Bretagne : où sont passées les boulettes de mazout sur nos plages ?

Dans les années 1970, la Bretagne est régulièrement victime de marées noires et de dégazages illégaux en mer. Résultat : la population bretonne voit continuellement ses littoraux mazoutés. Or, plus aucune pollution massive aux hydrocarbures n’a été signalée depuis 2016. Le fruit de 45 ans de combats de la part des associations, des citoyens et des politiques pour faire baisser ces pollutions dans la Manche.

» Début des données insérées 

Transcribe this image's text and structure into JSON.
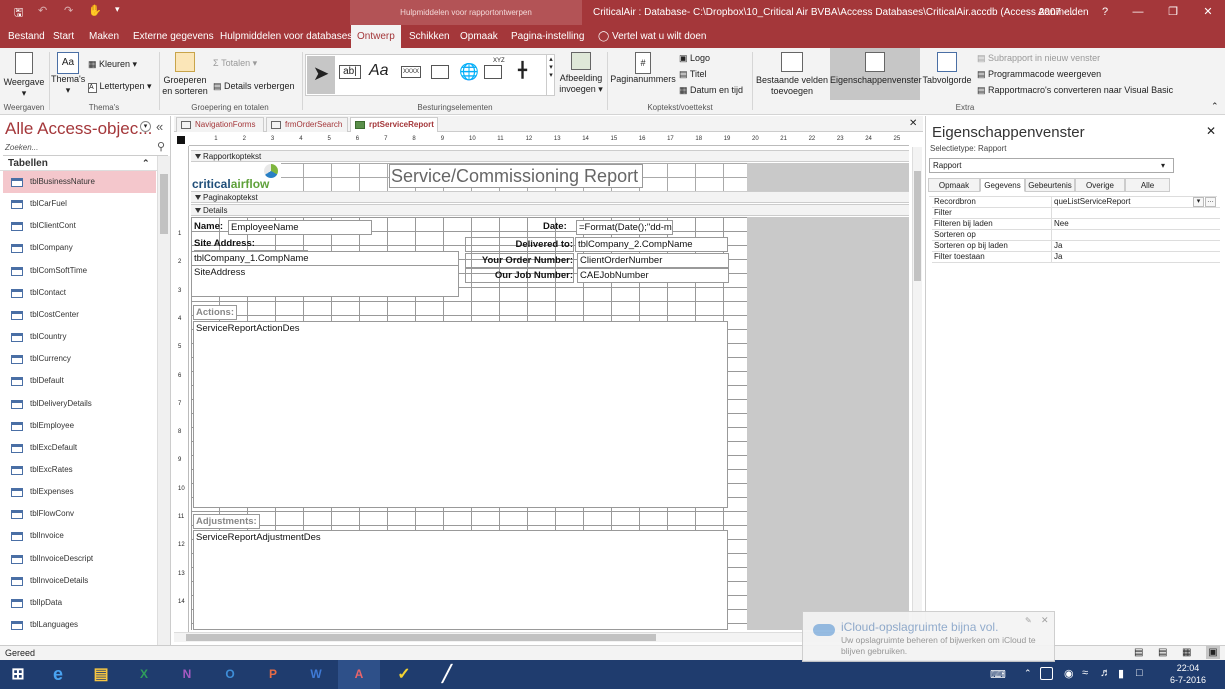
{
  "titlebar": {
    "context_tab": "Hulpmiddelen voor rapportontwerpen",
    "title": "CriticalAir : Database- C:\\Dropbox\\10_Critical Air BVBA\\Access Databases\\CriticalAir.accdb (Access 2007 -...",
    "signin": "Aanmelden",
    "help": "?"
  },
  "tabs": [
    "Bestand",
    "Start",
    "Maken",
    "Externe gegevens",
    "Hulpmiddelen voor databases",
    "Ontwerp",
    "Schikken",
    "Opmaak",
    "Pagina-instelling"
  ],
  "tell_me": "Vertel wat u wilt doen",
  "ribbon": {
    "weergave": "Weergave",
    "themas": "Thema's",
    "kleuren": "Kleuren",
    "lettertypen": "Lettertypen",
    "groeperen": "Groeperen en sorteren",
    "totalen": "Totalen",
    "details_verbergen": "Details verbergen",
    "afbeelding": "Afbeelding invoegen",
    "paginanummers": "Paginanummers",
    "logo": "Logo",
    "titel": "Titel",
    "datum_tijd": "Datum en tijd",
    "bestaande_velden": "Bestaande velden toevoegen",
    "eigenschappenvenster": "Eigenschappenvenster",
    "tabvolgorde": "Tabvolgorde",
    "subrapport": "Subrapport in nieuw venster",
    "programmacode": "Programmacode weergeven",
    "macros_converteren": "Rapportmacro's converteren naar Visual Basic",
    "groups": {
      "weergaven": "Weergaven",
      "themas": "Thema's",
      "groepering": "Groepering en totalen",
      "besturing": "Besturingselementen",
      "koptekst": "Koptekst/voettekst",
      "extra": "Extra"
    }
  },
  "nav": {
    "header": "Alle Access-objec...",
    "search_placeholder": "Zoeken...",
    "section": "Tabellen",
    "items": [
      "tblBusinessNature",
      "tblCarFuel",
      "tblClientCont",
      "tblCompany",
      "tblComSoftTime",
      "tblContact",
      "tblCostCenter",
      "tblCountry",
      "tblCurrency",
      "tblDefault",
      "tblDeliveryDetails",
      "tblEmployee",
      "tblExcDefault",
      "tblExcRates",
      "tblExpenses",
      "tblFlowConv",
      "tblInvoice",
      "tblInvoiceDescript",
      "tblInvoiceDetails",
      "tblIpData",
      "tblLanguages"
    ],
    "selected_index": 0
  },
  "doc_tabs": [
    "NavigationForms",
    "frmOrderSearch",
    "rptServiceReport"
  ],
  "report": {
    "band_header": "Rapportkoptekst",
    "band_page": "Paginakoptekst",
    "band_details": "Details",
    "title": "Service/Commissioning Report",
    "logo_text_1": "critical",
    "logo_text_2": "airflow",
    "name_label": "Name:",
    "name_field": "EmployeeName",
    "date_label": "Date:",
    "date_field": "=Format(Date();\"dd-m",
    "site_label": "Site Address:",
    "site_company": "tblCompany_1.CompName",
    "site_address": "SiteAddress",
    "delivered_label": "Delivered to:",
    "delivered_field": "tblCompany_2.CompName",
    "order_label": "Your Order Number:",
    "order_field": "ClientOrderNumber",
    "job_label": "Our Job Number:",
    "job_field": "CAEJobNumber",
    "actions_label": "Actions:",
    "actions_field": "ServiceReportActionDes",
    "adjust_label": "Adjustments:",
    "adjust_field": "ServiceReportAdjustmentDes"
  },
  "props": {
    "header": "Eigenschappenvenster",
    "selection": "Selectietype:  Rapport",
    "object": "Rapport",
    "tabs": [
      "Opmaak",
      "Gegevens",
      "Gebeurtenis",
      "Overige",
      "Alle"
    ],
    "rows": [
      {
        "k": "Recordbron",
        "v": "queListServiceReport"
      },
      {
        "k": "Filter",
        "v": ""
      },
      {
        "k": "Filteren bij laden",
        "v": "Nee"
      },
      {
        "k": "Sorteren op",
        "v": ""
      },
      {
        "k": "Sorteren op bij laden",
        "v": "Ja"
      },
      {
        "k": "Filter toestaan",
        "v": "Ja"
      }
    ]
  },
  "status": "Gereed",
  "toast": {
    "title": "iCloud-opslagruimte bijna vol.",
    "body": "Uw opslagruimte beheren of bijwerken om iCloud te blijven gebruiken."
  },
  "clock": {
    "time": "22:04",
    "date": "6-7-2016"
  },
  "colors": {
    "accent": "#a4373a",
    "selected_nav": "#f4c7cc",
    "taskbar": "#1f3c6e"
  }
}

Plage mazoutée suite au naufrage de l’Amoco Cadiz dans les Côtes d’Armor DR – R. Le Doaré, 1978

Le 16 mars 1978, le pétrolier Américain Amoco Cadiz, en provenance d’Arabie saoudite, arrive à hauteur des côtes bretonnes.  À quelques kilomètres de l’île d’Ouessant, le tanker pris en pleine tempête rencontre un problème de gouvernail. Après trois tentatives de remorquage, le navire s’échoue face à Portsall, au nord de Brest. « Il est sept heures quand j’entends la nouvelle à la radio, se remémore Odile Guérin, habitante de Trébeurden, près de Lannion. J’ai su qu’on n’était pas préparé à ce qu’on allait vivre ». Le navire laisse s’échapper 220 000 tonnes de pétrole sur les côtes, provoquant la plus grosse marée noire de la décennie. Odile Guérin a alors 27 ans. Elle crée, dans l’auberge de jeunesse du village, la plus grosse clinique de soin d’oiseaux mazoutés des Côtes-d’Armor. Trois mois de travail sont nécessaires pour nettoyer les côtes, et 14 000 personnes sont mobilisées. « La gestion de la situation par l’État était complètement défaillante, déplore Odile Guérin. Ce sont d’abord les agriculteurs qui ont pompé le mazout, mais c’est surtout grâce aux militaires qu’on a pu s’en sortir ».

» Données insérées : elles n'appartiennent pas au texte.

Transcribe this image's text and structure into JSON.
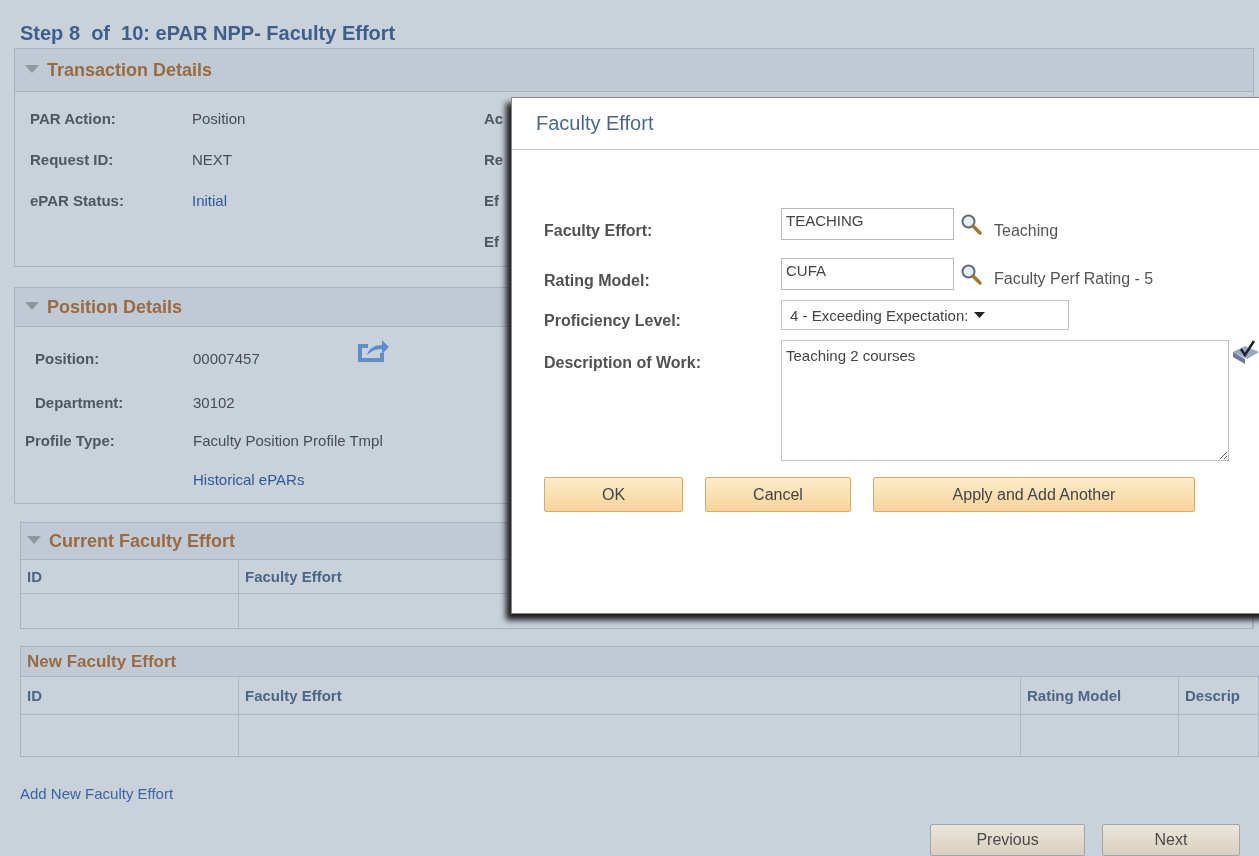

En 1978, un plan d’intervention spécialisé, nommé Polmar pour pollution-marine, est instauré à la suite du naufrage. Il permet de déclencher l’action des secours, et considère pour la première fois l’impact environnemental de la pollution en milieu marin. Le long des côtes bretonnes, le rail d’Ouessant est créé. Il organise trois voies de circulation maritime : les navires transportant les cargaisons dangereuses empruntent alors la voie la plus éloignée des côtes, selon leur sens de circulation.

Six mois après la catastrophe, 92 communes bretonnes se réunissent au sein d’un syndicat mixte, nommé par la suite Vigipol, pour fédérer les collectivités victimes. « On pensait que c’était perdu d’avance, se souvient Odile Guérin. C’est Alphonse Arzel, le maire de Ploudalmézeau qui a dit “on ne va pas se laisser faire, on y va pour l’exemple” ». En 1982, les maires bretons se rendent alors à Chicago pour poursuivre la maison-mère du navire pollueur, la Standard Oil of Indiana. C’est la première fois qu’une procédure est initiée à l’encontre d’une personne morale en tant que pollueur devant la juridiction américaine. En 1984, la société devenue Amoco Corporation est désignée responsable de l’accident. Le 24 janvier 1992, l’Amoco Corporation est condamnée à verser l’équivalent de 34 millions d’euros aux communes bretonnes, et 159 millions d’euros à l’État français.

Odile Guérin a participé activement au secours des Odile Guérin a participé activement au secours des oiseaux mazoutés à Trebeurden pendant l’Amoco Cadiz- Pierre Jagline, 2024

Naufrage de l’Amoco, père d’une prise de conscience politique

Dans les années 1970, la circulation des pétroliers est encore peu encadrée : pour réduire le temps et le coût de leurs trajets, les navires passent à proximité des côtes. Les dégazages sauvages sont alors monnaie courante dans la Manche. Odile Guérin se remémore les boulettes de mazout, principal symptôme visible des pollutions marines volontaires : « On en retrouvait tous les jours, sous les pieds des enfants qui jouaient sur les plages ». Le nettoyage des cuves des pétroliers se fait discrètement en mer, faute de surveillance et d’installations permettant aux navires de vider leurs cuves au port, dont seuls Brest et le Havre sont équipés en France.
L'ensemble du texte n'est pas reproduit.